Quant à moi, depuis dix ans, peu de choses ont changé depuis. La situation s’est même détériorée dans certains cas car l’école publique a subi au cours des dernières années des coupes qui ont nui à la réussite de plusieurs jeunes et les réinvestissements qu’annonce le gouvernement actuel ne suffiront même pas à revenir à un niveau de services acceptables, surtout pour les élèves en difficultés d’apprentissage. 

Comme enseignant, quotidiennement, je vois qu’il se fait de belles choses dans le réseau scolaire québécois. Cependant, on ne peut affirmer, comme Candide, que «Tout est pour le mieux dans le meilleur des mondes possibles». Devant la place qu’occupe l’école privée au Québec et une opinion publique qui cherche constamment à la dénigrer, l’école publique est souvent déchirée entre dénoncer publiquement les ratés qu’elle connait et affirmer qu'elle réussit malgré tout à atteindre plusieurs de ses objectifs. Il ne faut pas se bercer d’illusion : l’école publique, celle de tous les Québécois, a besoin qu’on s’occupe d’elle. Reste à voir comment nos décideurs entendent le faire.

7 commentaires:

riendutoutpantout a dit…
Ce commentaire a été supprimé par l'auteur.
Le professeur masqué a dit…

Il suffit de diviser votre réponse en plusieurs commentaires.

:)

riendutoutpantout a dit…
Ce commentaire a été supprimé par l'auteur.
Le professeur masqué a dit…

Pourtant pas compliqué.

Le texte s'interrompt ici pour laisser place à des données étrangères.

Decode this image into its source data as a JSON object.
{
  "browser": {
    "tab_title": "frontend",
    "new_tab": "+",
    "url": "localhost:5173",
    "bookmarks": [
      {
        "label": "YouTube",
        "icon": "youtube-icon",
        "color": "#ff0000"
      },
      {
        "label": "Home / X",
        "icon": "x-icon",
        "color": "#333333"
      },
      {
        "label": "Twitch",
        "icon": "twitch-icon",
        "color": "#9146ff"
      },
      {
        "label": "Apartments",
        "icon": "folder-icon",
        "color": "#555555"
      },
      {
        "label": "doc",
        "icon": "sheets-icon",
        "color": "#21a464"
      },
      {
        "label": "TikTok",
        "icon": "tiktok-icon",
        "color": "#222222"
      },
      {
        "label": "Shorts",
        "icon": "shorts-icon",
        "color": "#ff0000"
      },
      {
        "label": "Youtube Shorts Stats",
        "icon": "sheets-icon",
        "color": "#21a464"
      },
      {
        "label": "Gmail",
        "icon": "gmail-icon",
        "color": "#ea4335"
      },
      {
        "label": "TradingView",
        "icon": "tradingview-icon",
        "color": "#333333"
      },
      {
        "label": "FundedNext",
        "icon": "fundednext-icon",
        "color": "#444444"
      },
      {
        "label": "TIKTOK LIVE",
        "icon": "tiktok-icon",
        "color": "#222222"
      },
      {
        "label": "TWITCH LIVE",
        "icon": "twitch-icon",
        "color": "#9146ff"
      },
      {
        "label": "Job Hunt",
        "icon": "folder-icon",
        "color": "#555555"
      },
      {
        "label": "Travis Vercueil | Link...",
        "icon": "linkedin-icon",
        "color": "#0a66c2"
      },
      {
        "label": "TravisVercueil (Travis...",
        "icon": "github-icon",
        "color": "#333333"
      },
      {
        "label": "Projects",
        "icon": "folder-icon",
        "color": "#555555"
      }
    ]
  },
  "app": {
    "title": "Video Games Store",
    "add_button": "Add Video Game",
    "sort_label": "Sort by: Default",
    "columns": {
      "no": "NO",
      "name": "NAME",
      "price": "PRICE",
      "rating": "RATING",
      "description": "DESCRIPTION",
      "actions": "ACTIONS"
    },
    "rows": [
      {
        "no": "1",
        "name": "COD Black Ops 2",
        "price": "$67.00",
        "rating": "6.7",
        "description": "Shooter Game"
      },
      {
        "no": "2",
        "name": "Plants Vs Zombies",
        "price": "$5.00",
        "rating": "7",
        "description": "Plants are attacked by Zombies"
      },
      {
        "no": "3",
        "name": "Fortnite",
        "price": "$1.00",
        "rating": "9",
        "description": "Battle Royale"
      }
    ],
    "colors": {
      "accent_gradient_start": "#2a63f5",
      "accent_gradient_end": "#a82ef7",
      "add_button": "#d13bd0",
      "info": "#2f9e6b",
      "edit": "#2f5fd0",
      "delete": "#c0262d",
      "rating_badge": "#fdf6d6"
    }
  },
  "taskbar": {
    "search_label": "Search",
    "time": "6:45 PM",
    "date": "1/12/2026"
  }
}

Mais bon.

riendutoutpantout a dit…

Finalement, après mûre réflexion, sachez que je ne poursuivrai pas, ici, ce qui aurait pu devenir une discussion intéressante.

Le jour où vous aurez le courage de vos opinions en signant vos textes de votre vrai nom, comme je le fais, il me fera plaisir de reprendre là où nous avons laissé.

Débattre à visage découvert et en terrain neutre pourrait même s’avérer constructif et mutuellement enrichissant : vous devriez essayer!

Cordialement,

Stéphane Boulé

Le professeur masqué a dit…

Pour votre gouverne, La Presse+ n'a pas publié la lettre que je lui ai envoyée. Ce n'est pas de ma faute et pas un manque de courage. Il m'est arrivé souvent d'être publié et j'ai participé à la rédaction de deux livres en éducation.

Dommage qu'il vous faille un nom pour échanger.



Le professeur masqué a dit…

Pour le reste, comme me l'a souligné un ami, le courage dont je manquerai semble faire davantage défaut chez vous. Quant à la mention de «terrain neutre», mais c'est quoi cette idée? On dirait quelqu'un quis e cherche des excuses. Platement.